出雲くんがマスターキーを奪取出来なかった俺のせいだ、なんて呟いたけど、出雲くんのせいな訳ない。
「ハルキはよくやってくれた。自分を責めるな」
「そうそう!総司令官、決まってたぜ!ハルキ!」
出雲くんに責任はない。あるとすれば、あの時クライスラー先生の青い機体をぶっ壊さなかった私に責任がある。
追い掛けたかったけど、言葉の通り煙のように居なくなったから追おうにも追えなくて。悔しさが滲む。
「そうだ、槙那さん。君に渡しておきたいものがあるんだ」
「ん?」
細野くんがこちらに歩いてきて、手のひらより少し大きいサイズのケースをくれた。
中身はなにかと聞けば、ドットフェニックスだと言った。槙那さんのドットブラスライザー専用の支援機だと。アラタのとは少し色が違うらしい。
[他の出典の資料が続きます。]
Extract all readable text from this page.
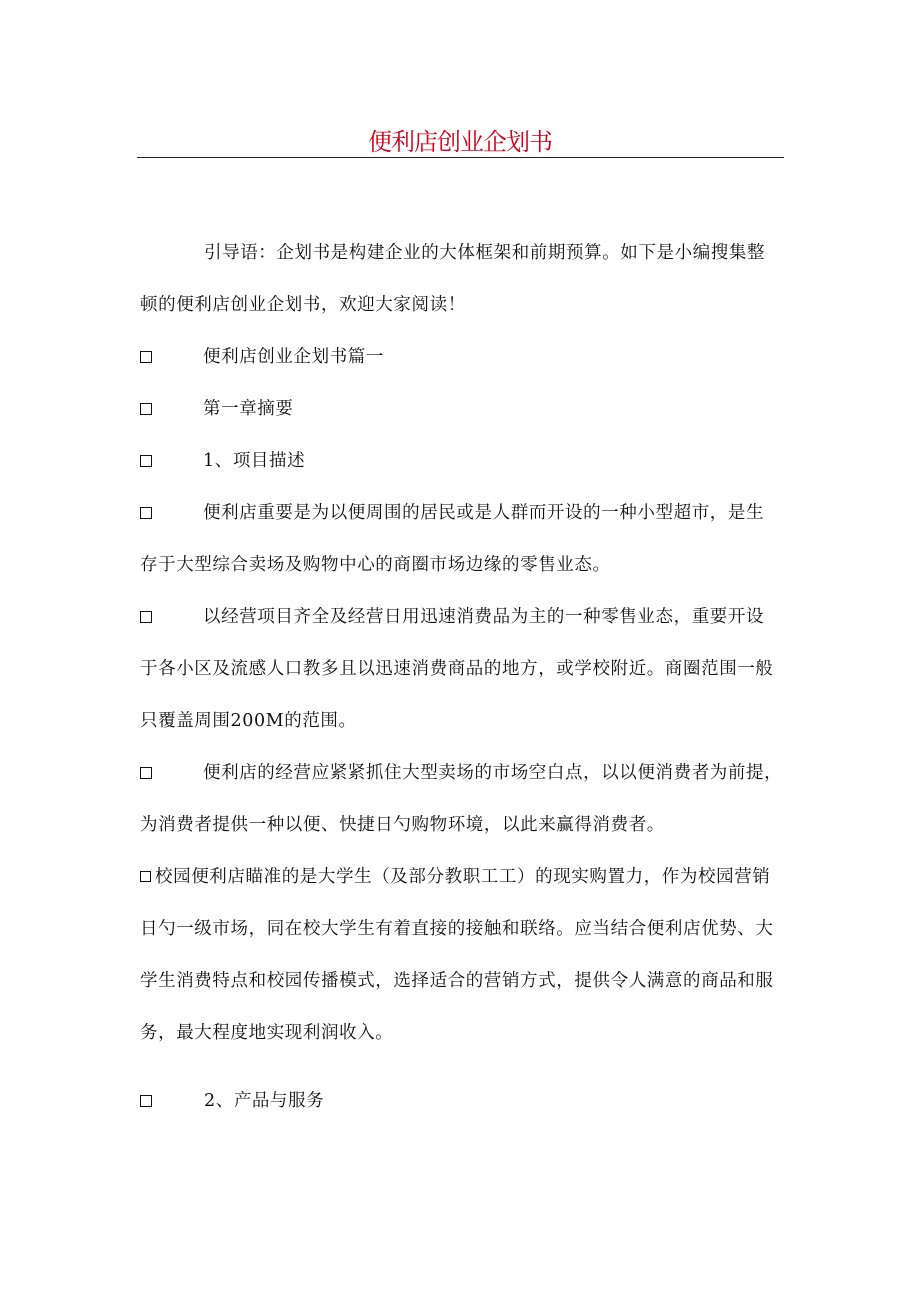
便利店创业企划书
引导语：企划书是构建企业的大体框架和前期预算。如下是小编搜集整
顿的便利店创业企划书，欢迎大家阅读！
便利店创业企划书篇一
第一章摘要
1、项目描述
便利店重要是为以便周围的居民或是人群而开设的一种小型超市，是生
存于大型综合卖场及购物中心的商圈市场边缘的零售业态。
以经营项目齐全及经营日用迅速消费品为主的一种零售业态，重要开设
于各小区及流感人口教多且以迅速消费商品的地方，或学校附近。商圈范围一般
只覆盖周围200M的范围。
便利店的经营应紧紧抓住大型卖场的市场空白点，以以便消费者为前提，
为消费者提供一种以便、快捷日勺购物环境，以此来赢得消费者。
校园便利店瞄准的是大学生（及部分教职工工）的现实购置力，作为校园营销
日勺一级市场，同在校大学生有着直接的接触和联络。应当结合便利店优势、大
学生消费特点和校园传播模式，选择适合的营销方式，提供令人满意的商品和服
务，最大程度地实现利润收入。
2、产品与服务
「黄緑色が好きなのかなと思って、細いラインを入れてみたりしたんだ」
「ありがとう細野くん!」
そういうのって見てわかるものなんだな。
とりあえずタケルに預け、アラタに急かされてダック荘を出た。
「まだ俺達にできる事はある!」
「虎視眈々と機会を伺うんだね。アラタは出来なさそう」
「なんだよそれ!アユリもニガテだろ?そういうの!」
「まあね……」
待つのは落ち着かない。
自分から動くのが好きだし、攻撃は最大の防御って言うし。
「セレディの言いなりになる必要はない。俺達にだって、まだやれる事があるはずだ」
「こんな絶望的な状況で僕達に一体、何ができるんだろうね……」
「タケル〜。それをウチらで見つけるんやろ?いつものアンタらしくないで」
「そうだぞタケル。まだ俺達は負けた訳じゃない」
「うん。私達プレイヤーは、タケルの力を信じてる。だからまたいっぱい考えて、もう一度ボコボコにしよう?」
「ありがとう、みんな。そうだよね……まだ、なにか出来るはずだよね」
少しずつ元気を取り戻したタケル。
みんなで学園へ行く足取りは、いつもなら軽い筈なのに……今日はとても重かった。